Nel 2021 al primo posto quanto a preoccupazione per gli italiani troviamo i cambiamenti climatici: il 52% della popolazione di 14 anni e più intervistata da Istat la colloca al primo posto, seguita dall’inquinamento dell’aria e dal tema della produzione e dello smaltimento dei rifiuti. Siamo comunque intorno al 40% delle persone preoccupate per questi temi, mentre gli altri problemi ambientali preoccupano meno di tre persone su 10. L’indagine ha coinvolto oltre 45.000 persone.

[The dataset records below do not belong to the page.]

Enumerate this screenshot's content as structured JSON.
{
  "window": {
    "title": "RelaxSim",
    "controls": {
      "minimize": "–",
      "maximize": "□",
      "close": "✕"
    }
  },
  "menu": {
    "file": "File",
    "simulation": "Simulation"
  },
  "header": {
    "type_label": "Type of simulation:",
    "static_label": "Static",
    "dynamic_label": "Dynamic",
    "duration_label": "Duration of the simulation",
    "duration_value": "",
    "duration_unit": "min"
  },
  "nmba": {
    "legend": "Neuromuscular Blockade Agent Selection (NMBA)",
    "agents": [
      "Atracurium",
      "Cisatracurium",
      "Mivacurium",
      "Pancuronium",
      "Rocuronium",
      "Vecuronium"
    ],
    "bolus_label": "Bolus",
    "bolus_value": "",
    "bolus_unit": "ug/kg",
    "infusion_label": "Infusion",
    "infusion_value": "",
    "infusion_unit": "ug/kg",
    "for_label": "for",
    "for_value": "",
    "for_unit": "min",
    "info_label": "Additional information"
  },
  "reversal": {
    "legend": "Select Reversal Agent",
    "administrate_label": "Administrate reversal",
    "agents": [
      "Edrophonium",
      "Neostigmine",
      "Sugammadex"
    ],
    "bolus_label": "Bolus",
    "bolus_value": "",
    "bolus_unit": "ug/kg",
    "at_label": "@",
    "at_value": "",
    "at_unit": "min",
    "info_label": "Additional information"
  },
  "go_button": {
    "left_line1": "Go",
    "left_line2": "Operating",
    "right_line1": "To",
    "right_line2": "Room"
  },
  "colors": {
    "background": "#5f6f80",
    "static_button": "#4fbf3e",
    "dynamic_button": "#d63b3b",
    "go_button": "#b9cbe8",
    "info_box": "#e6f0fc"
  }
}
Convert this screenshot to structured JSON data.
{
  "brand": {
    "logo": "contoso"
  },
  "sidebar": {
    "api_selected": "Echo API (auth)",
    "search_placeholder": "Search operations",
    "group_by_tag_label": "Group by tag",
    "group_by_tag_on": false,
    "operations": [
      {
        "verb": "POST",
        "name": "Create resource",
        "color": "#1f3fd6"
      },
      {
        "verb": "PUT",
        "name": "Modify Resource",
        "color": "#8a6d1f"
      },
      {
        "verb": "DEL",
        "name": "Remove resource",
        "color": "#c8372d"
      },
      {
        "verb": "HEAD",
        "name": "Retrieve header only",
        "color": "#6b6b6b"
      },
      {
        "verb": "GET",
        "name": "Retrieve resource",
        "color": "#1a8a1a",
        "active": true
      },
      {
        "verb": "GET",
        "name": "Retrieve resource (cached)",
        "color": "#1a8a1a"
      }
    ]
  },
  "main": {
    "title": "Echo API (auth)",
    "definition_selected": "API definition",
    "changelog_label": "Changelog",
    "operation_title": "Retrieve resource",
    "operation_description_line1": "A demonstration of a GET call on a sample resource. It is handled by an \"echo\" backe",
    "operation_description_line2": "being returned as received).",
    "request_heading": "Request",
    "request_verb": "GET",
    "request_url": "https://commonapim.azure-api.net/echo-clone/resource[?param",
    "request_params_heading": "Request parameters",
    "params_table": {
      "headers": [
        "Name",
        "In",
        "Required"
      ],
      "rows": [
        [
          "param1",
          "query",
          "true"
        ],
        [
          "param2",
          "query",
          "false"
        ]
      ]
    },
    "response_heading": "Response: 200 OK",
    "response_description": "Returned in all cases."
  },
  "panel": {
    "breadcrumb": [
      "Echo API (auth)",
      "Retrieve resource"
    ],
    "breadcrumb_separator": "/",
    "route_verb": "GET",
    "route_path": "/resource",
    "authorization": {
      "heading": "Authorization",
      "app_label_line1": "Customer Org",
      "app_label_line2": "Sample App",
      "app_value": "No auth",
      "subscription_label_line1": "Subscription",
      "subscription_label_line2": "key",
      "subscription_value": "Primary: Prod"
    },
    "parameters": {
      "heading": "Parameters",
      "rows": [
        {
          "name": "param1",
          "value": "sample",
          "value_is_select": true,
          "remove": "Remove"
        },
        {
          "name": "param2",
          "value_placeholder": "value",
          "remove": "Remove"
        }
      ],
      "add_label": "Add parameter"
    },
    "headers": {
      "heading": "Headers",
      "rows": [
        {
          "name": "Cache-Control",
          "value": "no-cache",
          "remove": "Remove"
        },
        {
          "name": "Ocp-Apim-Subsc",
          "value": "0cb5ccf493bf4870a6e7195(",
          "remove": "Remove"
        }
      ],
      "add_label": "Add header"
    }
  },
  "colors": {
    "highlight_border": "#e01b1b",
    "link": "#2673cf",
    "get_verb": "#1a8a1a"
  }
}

In fondo alla graduatoria vi sono le preoccupazioni del futuro che coinvolgono una quota ristretta di persone, come le conseguenze del rumore sulla propria salute e la rovina del paesaggio.

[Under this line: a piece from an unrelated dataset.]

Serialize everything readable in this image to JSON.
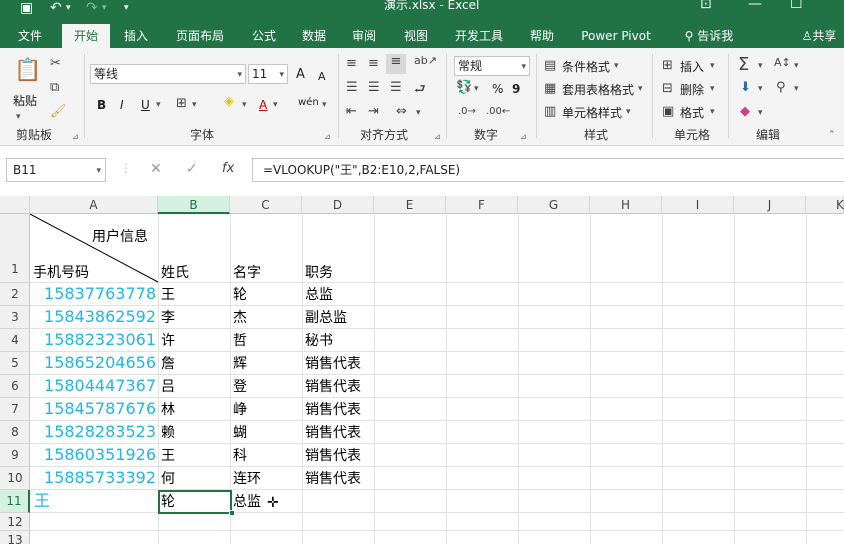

Negli ultimi 25 anni, dal 1998 a oggi, l’attenzione della popolazione per la fragilità dell’ambiente è leggermente cresciuta, anche grazie al fatto che se ne parla sui media e social media molto di più di un tempo. In particolare si discute di cambiamenti climatici, mentre nel 1998 si faceva per lo più riferimento ai problemi dell’effetto serra e del buco dell’ozono. La preoccupazione per l’effetto serra nel 1998 coinvolgeva quasi sei persone su 10 dai 14 anni, contro il 35% nel 2021. Al contrario, se nel 1998 il 36% era preoccupato per i cambiamenti climatici, oggi siamo al 52,5%.Valutando insieme i due problemi – effetto serra e cambiamenti climatici – emerge che l’attenzione è aumentata in misura decisa a partire dal 2019 in concomitanza ai movimenti di protesta che hanno preso avvio a livello globale: oltre il 60% della popolazione si è infatti espressa in questa direzione. Comunque pochi.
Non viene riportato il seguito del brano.